|By Air Marshal (Retd) Jimmy VK Bhatia||Published: July 2016|
The first prototype of indigenous Basic Trainer Aircraft (BTA), HTT-40 (Hindustan Turbo Trainer-40) carried out its inaugural flight June 17 at the Hindustan Aeronautics Ltd (HAL) airport in Bangalore in the presence of Defence Minister Manohar Parrikar. The aircraft was piloted by Gp Capt C Subramaniam and Gp Capt Venugopal for 10-15 minutes which consisted of take-off, some basic manoeuvring such as turns to both sides followed by a circuit and landing. The aircraft had first flown on June 1 in a proving flight.
Kudos are indeed due to HAL under its new leadership and the young team of designers and engineers which took just one year to put together the first prototype. Congratulating HAL, Mr Parrikar said, “The young team has taken a calculated risk and they have flown the aircraft within one year and kept their assurance. The indigenous content on HTT-40 is close to 80 per cent. Almost 50 per cent of the components on HTT-40 are manufactured by private players of the Indian aerospace ecosystem.
Mr Parrikar also made it a point to state that the “IAF is positive in all these developments”. This was an interesting statement as it proved wrong some quarters of the Indian press that tried to create an impression that the IAF was reluctant to acquire indigenous aircraft and equipment and fancied only imported systems.
Going back into history, it’s worth noting that post independence the IAF flew the indigenous HT-2 for three decades till mid 1970s and followed it up with HPT-32 Deepak basic trainers, both built by HAL. It is a well known fact that HPT-32 was a sub-standard aircraft (this author had flown it once in the late 90s) with a whole host of restrictions precluding its use as a full-fledged BTA. Also, it suffered from sudden engine failures, which during critical stages of flight resulted in fatal accidents. The IAF continued to put up with the aircraft even though HAL failed to find a permanent solution to the problem. The last straw however was yet another fatal accident claiming the lives of two experienced pilots in a post engine failure crash in July 2009 that led the IAF to permanently ground the entire fleet.
The IAF found itself in a Catch-22 situation as the grounding of the HPT-32 fleet, without an alternative aircraft, it was forced to use Kiran MK I IJT (Intermediary Jet Trainer) as the ab initio trainer in the basic flying role. As is well known, this led the IAF go hunting for a new BTA on a war footing and with six global manufacturers in the race; Swiss Pilatus PC-7 Mk II was chosen owing to its performance and L1 status and an order for 75 aircraft was placed in mid 2012.

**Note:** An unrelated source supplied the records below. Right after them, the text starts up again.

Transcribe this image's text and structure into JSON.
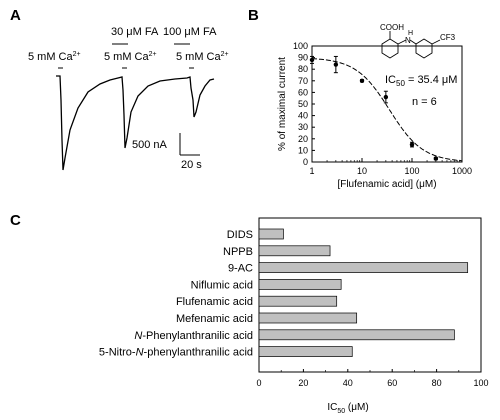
{
  "panel_a": {
    "letter": "A",
    "labels": {
      "ca1": "5 mM Ca",
      "ca1_sup": "2+",
      "fa30": "30 μM FA",
      "ca2": "5 mM Ca",
      "ca2_sup": "2+",
      "fa100": "100 μM FA",
      "ca3": "5 mM Ca",
      "ca3_sup": "2+"
    },
    "scale": {
      "current": "500 nA",
      "time": "20 s"
    }
  },
  "panel_b": {
    "letter": "B",
    "structure_labels": {
      "cooh": "COOH",
      "nh": "H",
      "n": "N",
      "cf3": "CF3"
    },
    "ic50_prefix": "IC",
    "ic50_sub": "50",
    "ic50_value": " = 35.4 μM",
    "n_text": "n = 6"
  },
  "panel_c": {
    "letter": "C",
    "xlabel_prefix": "IC",
    "xlabel_sub": "50",
    "xlabel_unit": " (μM)"
  },
  "chart_data": [
    {
      "type": "scatter",
      "panel": "B",
      "xlabel": "[Flufenamic acid] (μM)",
      "ylabel": "% of maximal current",
      "x_scale": "log",
      "xlim": [
        1,
        1000
      ],
      "ylim": [
        0,
        100
      ],
      "x_ticks": [
        1,
        10,
        100,
        1000
      ],
      "x_tick_labels": [
        "1",
        "10",
        "100",
        "1000"
      ],
      "y_ticks": [
        0,
        10,
        20,
        30,
        40,
        50,
        60,
        70,
        80,
        90,
        100
      ],
      "y_tick_labels": [
        "0",
        "10",
        "20",
        "30",
        "40",
        "50",
        "60",
        "70",
        "80",
        "90",
        "100"
      ],
      "points": [
        {
          "x": 1,
          "y": 88,
          "err": 3
        },
        {
          "x": 3,
          "y": 84,
          "err": 7
        },
        {
          "x": 10,
          "y": 70,
          "err": 1
        },
        {
          "x": 30,
          "y": 56,
          "err": 5
        },
        {
          "x": 100,
          "y": 15,
          "err": 2
        },
        {
          "x": 300,
          "y": 3,
          "err": 1
        }
      ],
      "fit": {
        "top": 90,
        "bottom": 0,
        "ic50": 35.4,
        "hill": 1.3
      }
    },
    {
      "type": "bar",
      "panel": "C",
      "orientation": "horizontal",
      "categories": [
        "DIDS",
        "NPPB",
        "9-AC",
        "Niflumic acid",
        "Flufenamic acid",
        "Mefenamic acid",
        "N-Phenylanthranilic acid",
        "5-Nitro-N-phenylanthranilic acid"
      ],
      "values": [
        11,
        32,
        94,
        37,
        35,
        44,
        88,
        42
      ],
      "xlim": [
        0,
        100
      ],
      "x_ticks": [
        0,
        20,
        40,
        60,
        80,
        100
      ],
      "x_tick_labels": [
        "0",
        "20",
        "40",
        "60",
        "80",
        "100"
      ],
      "xlabel": "IC50 (μM)",
      "bar_color": "#c0c0c0"
    }
  ]
}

During all this period, HTT-40 was nowhere on the horizon. Creditably, all 75 aircraft were delivered by November 2015, well ahead of the planned schedule, with the IAF till date having flown about 50,000 hrs with approx 100,000 landings while maintaining a superb flight line availability and flight safety record. This led to the IAF justifiably asking for its full requirement of 181 aircraft to be met through direct import/license production in India of additional PC-7 Mk II aircraft.
However, by this time HAL had chipped in with the offer of developing its own design and producing HTT-40 indigenously, instead of concentrating on its still under development HJT-36 IJT (Intermediate Jet Trainer) that the IAF was eagerly waiting for. It is a known fact that HAL is grappling with some major issues with IJT, such as, it is overweight, has yet to clear spin trials and, is powered by an engine with a TTL (Total Technical Life) of only 300 hours. Actually, there is great possibility of reversal of roles, with PC-7 Mk II taking over the Stage II training with the Kiran fleet slated for retirement in 2018 that would inevitably put more strain on the PC-7 fleet unless more such aircraft are acquired. Presently however, while an additional order for 38 more PC-7 Mk IIs is being negotiated with the Swiss company, HAL has been tasked to provide the remaining 66 with its offer of HTT-40.
The challenge for the HAL would be threefold: To develop the HTT-40 to be truly competitive to PC-7 Mk II, both in terms of performance and costs and, produce it in the scheduled time frames – of certification in 2018, in service entry in 2019 and rate of production going up to 20 per year in 2020.
It is hoped HAL’s ‘young team’ referred to above can meet the challenges and produce an aircraft that will not only complement but also take on the Stage II training along with the PC-7 Mk II, obviating the very need of a separate IJT.
The day it happens would be the day for the IAF and the nation to rejoice and, to celebrate.